Since the deaths of Spade, Bourdain and Orji, family and friends have come out on social media to claim that the deceased persons were bubbly before their death.
This begs the question: what defines happiness?
Even in fiction, we shift the blame rather than treat the cause. Obierika in Things Fall Apart tells the white district officer about Okonkwo: “That man was one of greatest men in Umuofia. You drove him to kill himself and now he will be buried like a dog.”
As in ancient times, depression was viewed, until recently, as a metaphysical demon that needed to be cast out. As a result, the scare of being termed crazy and being stigmatised ate into the lives of victims.
While some have found the courage to express their state of mind, it has often been treated with lackadaisical approaches. For instance, a statement or a threat to kill oneself is met with a sarcastic remark or a religious ritual to cast the demon out. In places like Lagos, an attempt to commit suicide out of any due is punishable under Section 235 Cap C17, Volume 3 of the Criminal Law of Lagos State, 2015. Yet, the state cannot boast of a comprehensive mental health policy. With a dire number of mental health practitioners, Nigeria can be said to be grappling with its mental health policy.
Perhaps, this could be the reason why people are afraid to seek help.
Organisations like Mental Awareness Nigeria Initiative (MANI) have risen to the charge of addressing mental health in Nigeria. Hauwa Ojeifo, founder of SheWritesWoman Initiative and a Future Awards nominee, during her interview with Guardian Life, notes that as much as people are responding to their call, the fear of societal stigmatisation is still present.
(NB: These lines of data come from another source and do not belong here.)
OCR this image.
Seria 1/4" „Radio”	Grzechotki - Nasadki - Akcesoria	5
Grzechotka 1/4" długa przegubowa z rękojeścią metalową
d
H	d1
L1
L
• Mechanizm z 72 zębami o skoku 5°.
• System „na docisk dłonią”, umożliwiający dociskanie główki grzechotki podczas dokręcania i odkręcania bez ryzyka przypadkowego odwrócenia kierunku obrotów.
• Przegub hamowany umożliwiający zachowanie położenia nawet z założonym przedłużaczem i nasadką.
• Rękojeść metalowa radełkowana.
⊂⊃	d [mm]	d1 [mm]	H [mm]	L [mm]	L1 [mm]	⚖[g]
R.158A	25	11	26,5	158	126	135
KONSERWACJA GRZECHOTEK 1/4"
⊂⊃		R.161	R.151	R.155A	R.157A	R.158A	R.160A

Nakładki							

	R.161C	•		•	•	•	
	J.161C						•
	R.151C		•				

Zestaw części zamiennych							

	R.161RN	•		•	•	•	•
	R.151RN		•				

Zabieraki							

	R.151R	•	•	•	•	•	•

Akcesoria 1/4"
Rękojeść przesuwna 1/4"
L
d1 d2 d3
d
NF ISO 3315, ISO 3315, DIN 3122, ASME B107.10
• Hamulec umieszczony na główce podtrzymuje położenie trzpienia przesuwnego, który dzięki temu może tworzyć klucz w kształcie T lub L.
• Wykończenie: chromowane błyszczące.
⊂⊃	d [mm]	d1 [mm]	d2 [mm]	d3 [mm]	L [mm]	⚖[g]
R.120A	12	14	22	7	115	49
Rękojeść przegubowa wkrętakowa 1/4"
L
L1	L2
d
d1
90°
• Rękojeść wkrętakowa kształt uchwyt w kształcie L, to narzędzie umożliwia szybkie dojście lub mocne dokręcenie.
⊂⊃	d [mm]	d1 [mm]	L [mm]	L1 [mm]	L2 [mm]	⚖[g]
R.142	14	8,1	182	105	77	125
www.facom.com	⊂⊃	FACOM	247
She says, “People will send DMs or emails appreciating our good work and sharing how we’ve helped them or loved ones. They’ll go on to confess that they don’t [like] our Instagram posts or leave comments because they don’t want anyone knowing that they follow us, so as not pass the ‘wrong message.”
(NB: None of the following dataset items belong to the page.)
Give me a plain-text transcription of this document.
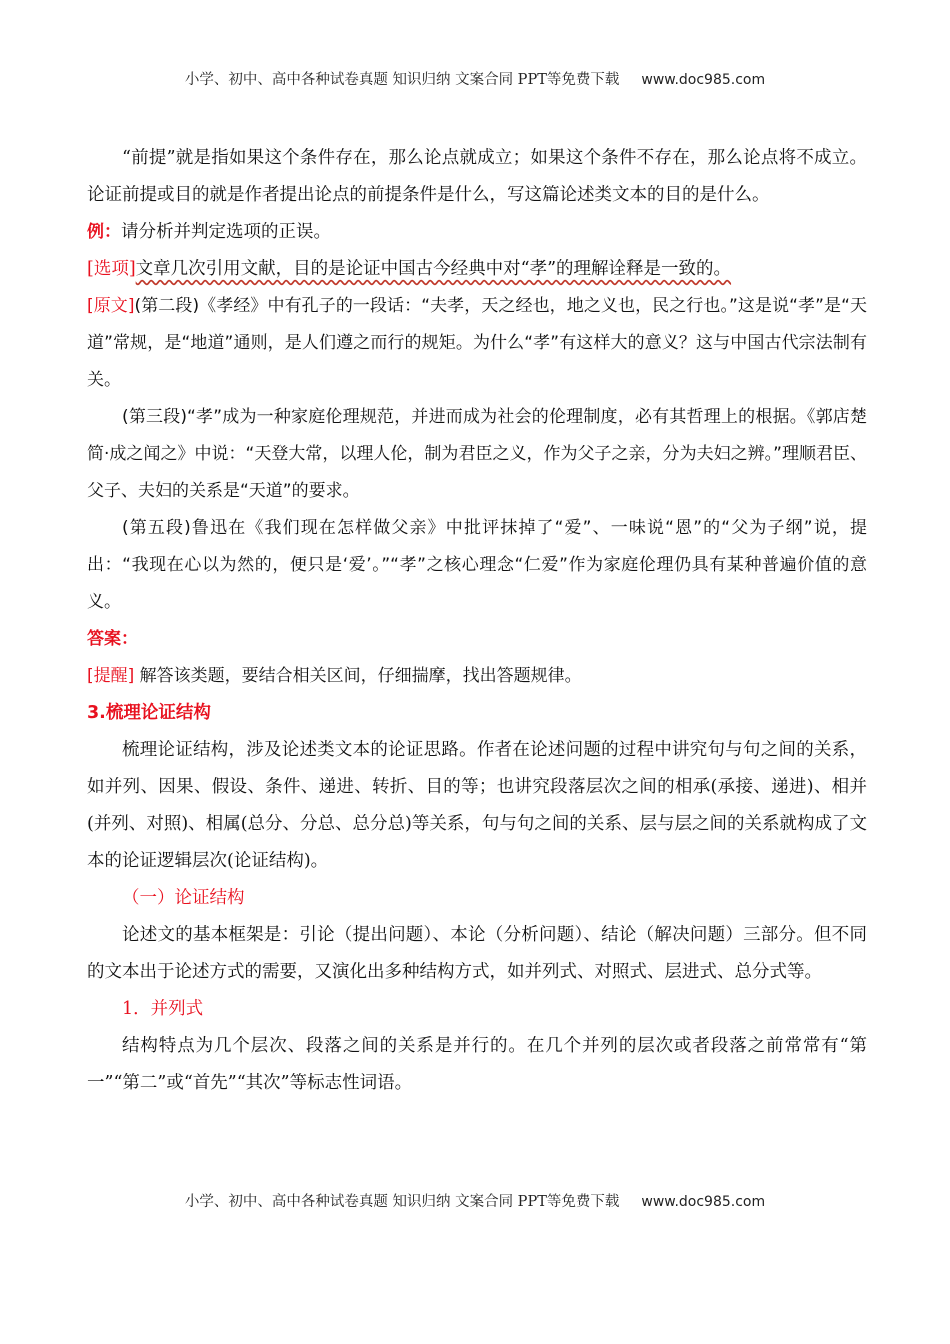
小学、初中、高中各种试卷真题 知识归纳 文案合同 PPT等免费下载 www.doc985.com

“前提”就是指如果这个条件存在，那么论点就成立；如果这个条件不存在，那么论点将不成立。论证前提或目的就是作者提出论点的前提条件是什么，写这篇论述类文本的目的是什么。

例：请分析并判定选项的正误。

[选项]文章几次引用文献，目的是论证中国古今经典中对“孝”的理解诠释是一致的。

[原文](第二段)《孝经》中有孔子的一段话：“夫孝，天之经也，地之义也，民之行也。”这是说“孝”是“天道”常规，是“地道”通则，是人们遵之而行的规矩。为什么“孝”有这样大的意义？这与中国古代宗法制有关。

(第三段)“孝”成为一种家庭伦理规范，并进而成为社会的伦理制度，必有其哲理上的根据。《郭店楚简·成之闻之》中说：“天登大常，以理人伦，制为君臣之义，作为父子之亲，分为夫妇之辨。”理顺君臣、父子、夫妇的关系是“天道”的要求。

(第五段)鲁迅在《我们现在怎样做父亲》中批评抹掉了“爱”、一味说“恩”的“父为子纲”说，提出：“我现在心以为然的，便只是‘爱’。”“孝”之核心理念“仁爱”作为家庭伦理仍具有某种普遍价值的意义。

答案：

[提醒] 解答该类题，要结合相关区间，仔细揣摩，找出答题规律。

3.梳理论证结构

梳理论证结构，涉及论述类文本的论证思路。作者在论述问题的过程中讲究句与句之间的关系，如并列、因果、假设、条件、递进、转折、目的等；也讲究段落层次之间的相承(承接、递进)、相并(并列、对照)、相属(总分、分总、总分总)等关系，句与句之间的关系、层与层之间的关系就构成了文本的论证逻辑层次(论证结构)。

（一）论证结构

论述文的基本框架是：引论（提出问题）、本论（分析问题）、结论（解决问题）三部分。但不同的文本出于论述方式的需要，又演化出多种结构方式，如并列式、对照式、层进式、总分式等。

1．并列式

结构特点为几个层次、段落之间的关系是并行的。在几个并列的层次或者段落之前常常有“第一”“第二”或“首先”“其次”等标志性词语。

小学、初中、高中各种试卷真题 知识归纳 文案合同 PPT等免费下载 www.doc985.com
For those who have found courage, there is the obstacle of getting a mental health practitioner that can address their state of mind. WHO reports that less than 10% of people who are depressed get diagnosed or treated effectively. Also, WHO’s statistics show that, as at 2006, there were only 42 psychiatrists per 100,000 citizens and 20 psychologists per 100,000 in Nigeria.
This is further worsened by the Mental Health Act which was introduced in 2003, withdrawn from the Senate in 2009 and reintroduced in 2013 but not yet implemented.
Also appalling is the budgetary allocation towards the health sector. Over time, it continues to fall short of the 15% allocation endorsed by the African Union at the Abuja Declaration of 2001.
The way to happiness
Sweeping this illness under the carpet has done nothing other than ravaging the very foundations and output of Nigerians. There is a need to create a society where health policies and regulations are strategically positioned to address any form of mental illness threatening the existence of its people.
Psychologists, psychiatrists and a standard form of procedure are needed more than ever.
The public must also realise that even the most severe case of depression can be treated either by medications, psychotherapy or, in severe cases, electroconvulsive therapy (ECT). But treatment must be preceded by the acknowledgement that there is a problem.